Jaquelyn took matters into her own hands. She compiled her evidence into three giant three ring binders she labeled the “Justice Folders.” Then, she began posting pleas for information on Facebook groups in Stroudsberg Pennsylvania, where Gorman lived before moving to Cobb.
The response, she said, was overwhelming. Several people even volunteered names of boys they suspected were victimized by Gorman.
The posts also drew the attention of law enforcement in Pennsylvania, which was still reeling from the Jerry Sandusky scandal. Sandusky, a once-celebrated college football assistant coach, was convicted of 45 counts of sexually abusing young boys he came into contact with through a children’s charity he founded.

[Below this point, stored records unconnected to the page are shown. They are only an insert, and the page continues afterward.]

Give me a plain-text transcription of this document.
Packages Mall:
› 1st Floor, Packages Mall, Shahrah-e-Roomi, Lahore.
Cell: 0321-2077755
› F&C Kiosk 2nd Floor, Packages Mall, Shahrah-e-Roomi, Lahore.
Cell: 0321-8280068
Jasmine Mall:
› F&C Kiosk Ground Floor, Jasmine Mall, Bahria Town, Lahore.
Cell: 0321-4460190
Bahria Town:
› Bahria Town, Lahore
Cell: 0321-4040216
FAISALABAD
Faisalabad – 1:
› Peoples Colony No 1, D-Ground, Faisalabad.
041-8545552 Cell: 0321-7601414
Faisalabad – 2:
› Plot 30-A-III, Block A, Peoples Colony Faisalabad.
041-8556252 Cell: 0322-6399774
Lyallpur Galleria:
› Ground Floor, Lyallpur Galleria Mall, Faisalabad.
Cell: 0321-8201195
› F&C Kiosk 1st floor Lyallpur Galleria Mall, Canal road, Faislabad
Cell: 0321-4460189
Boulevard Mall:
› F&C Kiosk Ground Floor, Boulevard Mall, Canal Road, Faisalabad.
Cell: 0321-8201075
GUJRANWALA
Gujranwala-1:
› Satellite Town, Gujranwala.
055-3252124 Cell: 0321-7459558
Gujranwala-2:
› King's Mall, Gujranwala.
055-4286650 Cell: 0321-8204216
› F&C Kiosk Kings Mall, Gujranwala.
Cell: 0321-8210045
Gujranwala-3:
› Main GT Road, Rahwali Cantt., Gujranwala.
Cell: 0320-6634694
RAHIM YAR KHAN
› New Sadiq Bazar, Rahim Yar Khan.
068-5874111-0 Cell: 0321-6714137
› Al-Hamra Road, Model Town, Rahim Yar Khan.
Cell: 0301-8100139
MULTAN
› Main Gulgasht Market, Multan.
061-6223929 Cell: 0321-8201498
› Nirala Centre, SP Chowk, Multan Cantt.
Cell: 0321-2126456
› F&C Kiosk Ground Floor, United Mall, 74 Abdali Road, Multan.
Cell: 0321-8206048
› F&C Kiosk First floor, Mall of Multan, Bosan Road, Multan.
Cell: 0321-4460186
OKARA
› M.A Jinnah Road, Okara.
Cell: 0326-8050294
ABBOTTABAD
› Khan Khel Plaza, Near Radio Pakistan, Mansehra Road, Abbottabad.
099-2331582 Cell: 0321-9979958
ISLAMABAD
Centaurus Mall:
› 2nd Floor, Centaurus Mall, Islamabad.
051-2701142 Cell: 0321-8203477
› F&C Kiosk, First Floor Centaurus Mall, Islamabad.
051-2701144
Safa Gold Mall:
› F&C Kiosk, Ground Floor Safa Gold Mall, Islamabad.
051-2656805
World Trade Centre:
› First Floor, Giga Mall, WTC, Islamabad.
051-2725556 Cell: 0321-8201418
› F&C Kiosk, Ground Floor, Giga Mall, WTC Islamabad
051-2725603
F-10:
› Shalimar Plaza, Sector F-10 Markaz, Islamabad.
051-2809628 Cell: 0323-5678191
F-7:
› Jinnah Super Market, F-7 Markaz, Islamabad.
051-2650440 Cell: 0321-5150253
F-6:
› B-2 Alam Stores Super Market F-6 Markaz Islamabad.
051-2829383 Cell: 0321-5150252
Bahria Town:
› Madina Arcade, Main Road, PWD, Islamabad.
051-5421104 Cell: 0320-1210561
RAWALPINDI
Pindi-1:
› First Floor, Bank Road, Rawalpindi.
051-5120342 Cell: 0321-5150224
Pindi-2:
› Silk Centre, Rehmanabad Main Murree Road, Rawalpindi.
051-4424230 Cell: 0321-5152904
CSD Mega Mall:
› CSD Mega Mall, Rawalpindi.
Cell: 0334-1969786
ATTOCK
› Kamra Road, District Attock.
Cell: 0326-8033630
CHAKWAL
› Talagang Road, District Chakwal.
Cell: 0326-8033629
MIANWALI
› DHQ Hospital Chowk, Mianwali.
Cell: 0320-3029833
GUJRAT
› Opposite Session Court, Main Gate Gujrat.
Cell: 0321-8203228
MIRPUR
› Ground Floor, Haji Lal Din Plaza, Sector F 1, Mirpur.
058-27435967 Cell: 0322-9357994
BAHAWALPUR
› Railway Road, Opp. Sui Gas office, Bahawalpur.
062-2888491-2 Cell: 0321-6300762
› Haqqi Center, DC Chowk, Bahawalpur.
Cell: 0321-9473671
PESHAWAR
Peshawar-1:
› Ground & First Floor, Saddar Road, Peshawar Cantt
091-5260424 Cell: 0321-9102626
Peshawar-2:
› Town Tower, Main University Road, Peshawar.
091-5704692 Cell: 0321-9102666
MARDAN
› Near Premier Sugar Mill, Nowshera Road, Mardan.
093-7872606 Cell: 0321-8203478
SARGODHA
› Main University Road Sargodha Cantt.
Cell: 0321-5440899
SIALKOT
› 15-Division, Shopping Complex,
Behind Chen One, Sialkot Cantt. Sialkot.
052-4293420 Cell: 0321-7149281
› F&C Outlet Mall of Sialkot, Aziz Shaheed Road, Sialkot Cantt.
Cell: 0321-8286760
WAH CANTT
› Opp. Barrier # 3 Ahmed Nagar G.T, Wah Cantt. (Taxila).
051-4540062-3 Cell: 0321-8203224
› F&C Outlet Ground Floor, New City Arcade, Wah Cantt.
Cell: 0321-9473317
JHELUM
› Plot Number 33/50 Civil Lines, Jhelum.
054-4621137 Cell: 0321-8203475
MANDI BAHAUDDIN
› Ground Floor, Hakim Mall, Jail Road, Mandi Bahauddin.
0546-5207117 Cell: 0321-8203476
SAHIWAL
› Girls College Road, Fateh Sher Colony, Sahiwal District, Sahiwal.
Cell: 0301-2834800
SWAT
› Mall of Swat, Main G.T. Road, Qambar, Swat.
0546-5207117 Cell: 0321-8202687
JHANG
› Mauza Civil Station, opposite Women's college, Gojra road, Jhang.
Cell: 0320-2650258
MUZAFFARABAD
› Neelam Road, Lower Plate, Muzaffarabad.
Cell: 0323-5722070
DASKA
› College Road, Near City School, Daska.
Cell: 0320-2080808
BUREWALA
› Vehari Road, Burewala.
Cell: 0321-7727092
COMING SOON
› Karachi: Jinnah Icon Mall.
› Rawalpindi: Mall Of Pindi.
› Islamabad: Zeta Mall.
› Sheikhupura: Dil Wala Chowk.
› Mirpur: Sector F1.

In September 2016, Pennsylvania State Trooper Brian Noll got in touch with Jaquelyn, and he went to work tracking down the alleged victims.
“It’s not normal that we would seek out victims of crimes like this. But, based on the circumstances and based on the fact that it seemed like something that was possibly ongoing down there (in Georgia), we wanted to, as delicately as we could, reach out to these victims, potential victims, and see if there was anything there,” Noll said.
Six months later, Pennsylvania authorities issued a warrant for Gorman’s arrest. He was taken into custody in Cobb County on March 3, 2017.
On Nov. 3, Gorman pleaded guilty in a Pennsylvania court to sexually abusing two local boys after investigators uncovered a pattern of abuse going back decades. While prosecutors brought charges on behalf of only two victims, they determined there were others for whom the statute of limitations had expired.
Shortly after Gorman’s arrest, Cobb County issued its own warrant for Gorman for assaulting one of the Pennsylvania victims at his home in Cobb in 2010, an incident brought to light by Trooper Noll’s investigation.
The pattern of grooming laid out in court documents sent a chill through Jaquelyn. Gorman used his position as a wrestling coach to gain the victims’ trust, targeting boys from dysfunctional families. He made them feel loved. He offered chiropractic or sports massages that eventually led to touching and oral sex. He used Facebook for inappropriate communications and instructed his victims to delete his text messages after reading.
“(The victim) stated that he felt pressured into committing and receiving the sexual acts,” according to one affidavit. “He stated that he was very young and he wanted to be a part of the Defendant’s family, so he let it happen.”
If not for the unrelenting efforts of Jaquelyn, Trooper Noll said, Gorman might still be mentoring children and teenagers today. Instead, he’s facing up to 40 years in prison, and she is scheduled to speak at his sentencing on Feb. 20.
“I don’t think that his behavior would have stopped had it not been for her,” he said.
But Jaquelyn is haunted by the possibility of more victims, and the missed opportunities to stop Gorman. State law mandates that people who work or volunteer with children report suspected abuse. Despite Jaquelyn’s urging, the Cobb County Solicitor General’s office declined to prosecute Haskin for failure to report.
Melissa Carter, the director of the Barton Child Law and Policy Center at Emory, said there appeared to be multiple occasions when adults in positions of responsibility for Jaquelyn’s son and other children failed them.
“The law itself is just a minimum, and often the law doesn’t answer for us what the ethical or moral thing to do is,” Carter said. “We all, as adults, should be aware of the signs and symptoms of abuse.”